First call to strlen
Second call to strlen

As you can see, the only writable memory that can be used are: the buffer stored in various registers, RBP, RSP. I tried RBP and RSP, but of course that it messed up the stack and return a __stack_chk_fail. So I had no choice but to use the buffer, which hurt a lot, I will explain why in a second. Remember what those \x00 and \x21 opcodes are? Yes, they will messed up the first 4 bytes of memory stored at rax. But really, I couldn't think of another way so I went up this path. So up to this point this is what I did to achieve a corrupted strlen@GOT:

1) allocate 591 padding chunks at index 0 (these are to set the top chunk's size to the desired value).
2) adding a note with opcode \x57\x58 (push rdi; pop rax;) at index 591, and a note with opcode \x53\x59 (push rbx; pop rcx;) at index 592.
3) Deleting the note at index 591 and then re-adding it at index -23 (strlen@GOT).

Note: You have to do it in this order, if you add the -23 index before 592, it will corrupt the strlen@GOT before it is completely setup.

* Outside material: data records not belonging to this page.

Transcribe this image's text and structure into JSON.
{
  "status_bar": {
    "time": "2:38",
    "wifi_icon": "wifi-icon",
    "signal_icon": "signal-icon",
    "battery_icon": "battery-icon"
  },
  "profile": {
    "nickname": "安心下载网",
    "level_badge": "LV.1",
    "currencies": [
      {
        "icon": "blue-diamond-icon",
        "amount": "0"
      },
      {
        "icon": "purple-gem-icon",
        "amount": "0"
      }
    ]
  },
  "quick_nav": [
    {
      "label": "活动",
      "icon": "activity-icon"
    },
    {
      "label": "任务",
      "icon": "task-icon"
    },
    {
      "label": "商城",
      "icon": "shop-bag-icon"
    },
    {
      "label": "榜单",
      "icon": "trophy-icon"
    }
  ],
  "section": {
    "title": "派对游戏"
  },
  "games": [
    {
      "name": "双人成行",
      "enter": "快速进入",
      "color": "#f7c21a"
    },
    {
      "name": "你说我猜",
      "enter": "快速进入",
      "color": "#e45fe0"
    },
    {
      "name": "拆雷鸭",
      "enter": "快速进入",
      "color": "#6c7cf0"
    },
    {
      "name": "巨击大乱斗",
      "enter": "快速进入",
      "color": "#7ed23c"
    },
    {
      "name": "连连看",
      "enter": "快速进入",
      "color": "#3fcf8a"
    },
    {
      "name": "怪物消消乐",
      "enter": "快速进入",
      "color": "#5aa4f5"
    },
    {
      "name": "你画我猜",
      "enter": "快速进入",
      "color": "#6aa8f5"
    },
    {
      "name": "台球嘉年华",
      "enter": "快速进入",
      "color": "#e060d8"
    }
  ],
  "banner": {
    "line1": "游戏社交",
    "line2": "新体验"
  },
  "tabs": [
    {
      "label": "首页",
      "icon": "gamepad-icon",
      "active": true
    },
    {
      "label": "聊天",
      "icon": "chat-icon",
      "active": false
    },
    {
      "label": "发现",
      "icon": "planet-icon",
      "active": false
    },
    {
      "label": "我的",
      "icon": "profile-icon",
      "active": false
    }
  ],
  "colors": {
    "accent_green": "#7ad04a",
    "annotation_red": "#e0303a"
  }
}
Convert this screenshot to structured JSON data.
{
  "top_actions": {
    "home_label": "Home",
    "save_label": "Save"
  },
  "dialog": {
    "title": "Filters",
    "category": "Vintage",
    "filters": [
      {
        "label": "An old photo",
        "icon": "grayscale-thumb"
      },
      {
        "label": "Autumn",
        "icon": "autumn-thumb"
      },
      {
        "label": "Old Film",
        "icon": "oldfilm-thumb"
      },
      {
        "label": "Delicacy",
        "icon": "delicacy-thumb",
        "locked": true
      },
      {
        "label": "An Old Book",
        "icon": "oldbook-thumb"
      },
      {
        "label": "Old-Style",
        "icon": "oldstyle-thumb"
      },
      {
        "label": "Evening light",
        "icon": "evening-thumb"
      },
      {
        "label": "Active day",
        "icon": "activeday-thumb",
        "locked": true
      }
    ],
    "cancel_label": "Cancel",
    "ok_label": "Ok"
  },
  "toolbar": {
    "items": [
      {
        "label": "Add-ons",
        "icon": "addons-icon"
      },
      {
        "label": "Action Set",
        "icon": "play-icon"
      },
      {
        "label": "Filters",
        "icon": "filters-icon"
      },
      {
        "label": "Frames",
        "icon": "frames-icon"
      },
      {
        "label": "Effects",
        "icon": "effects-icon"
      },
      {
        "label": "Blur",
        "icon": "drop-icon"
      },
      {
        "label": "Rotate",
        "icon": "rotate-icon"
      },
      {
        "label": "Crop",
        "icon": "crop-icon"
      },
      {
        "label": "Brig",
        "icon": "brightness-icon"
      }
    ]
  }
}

And moreover, after you have done all these, you are not allowed to allocate any more chunk BEFORE freeing one because that will mess up the top chunk.

From this point, I could say that I bypassed strlen, I could input 8 bytes of normal shellcode at a time then. From then, I could just do the same with another function to call a normal shellcode, but that was not the case, because the first 4 bytes of each of my shellcode would be ruined as I mentioned before, so I had to find a way to get around this. I couldn't calculate it to the desired value because the buffer is on the stack, which is affected by ASLR, so it is unpredictable. What I did was before corrupting the strlen, I set up a jump shellcode that jump past the ruined 4 bytes, and from then on, after corrupting strlen, I would only add in shellcode in the format of 4 bytes padding + 2 effective bytes + 2 bytes for the jump. So the third step had to be fixed up a lil bit:

3) Deleting the note at index 0 first, and then index 591, then re-adding at index -13 (exit@GOT) with the opcode \x75\x42 (jne 0x44;) and after that at index -23 as before.

Note: You have to free the 0 first, or else the remaining of the pointer that stored in a free tcache chunk will be in the way of \x00 slide after being re-added. Also I used exit@GOT because if I used free@GOT, I couldn't free up the chunks to add in more shellcode.

After that the exploit is straight-forward: I kept on freeing and re-adding the notes to put in a shellcode to syscall read(0, address, size) at a writeble segment, and then push it address and ret. Then I made a call to exit, read in an execve shellcode and this should give me a shell.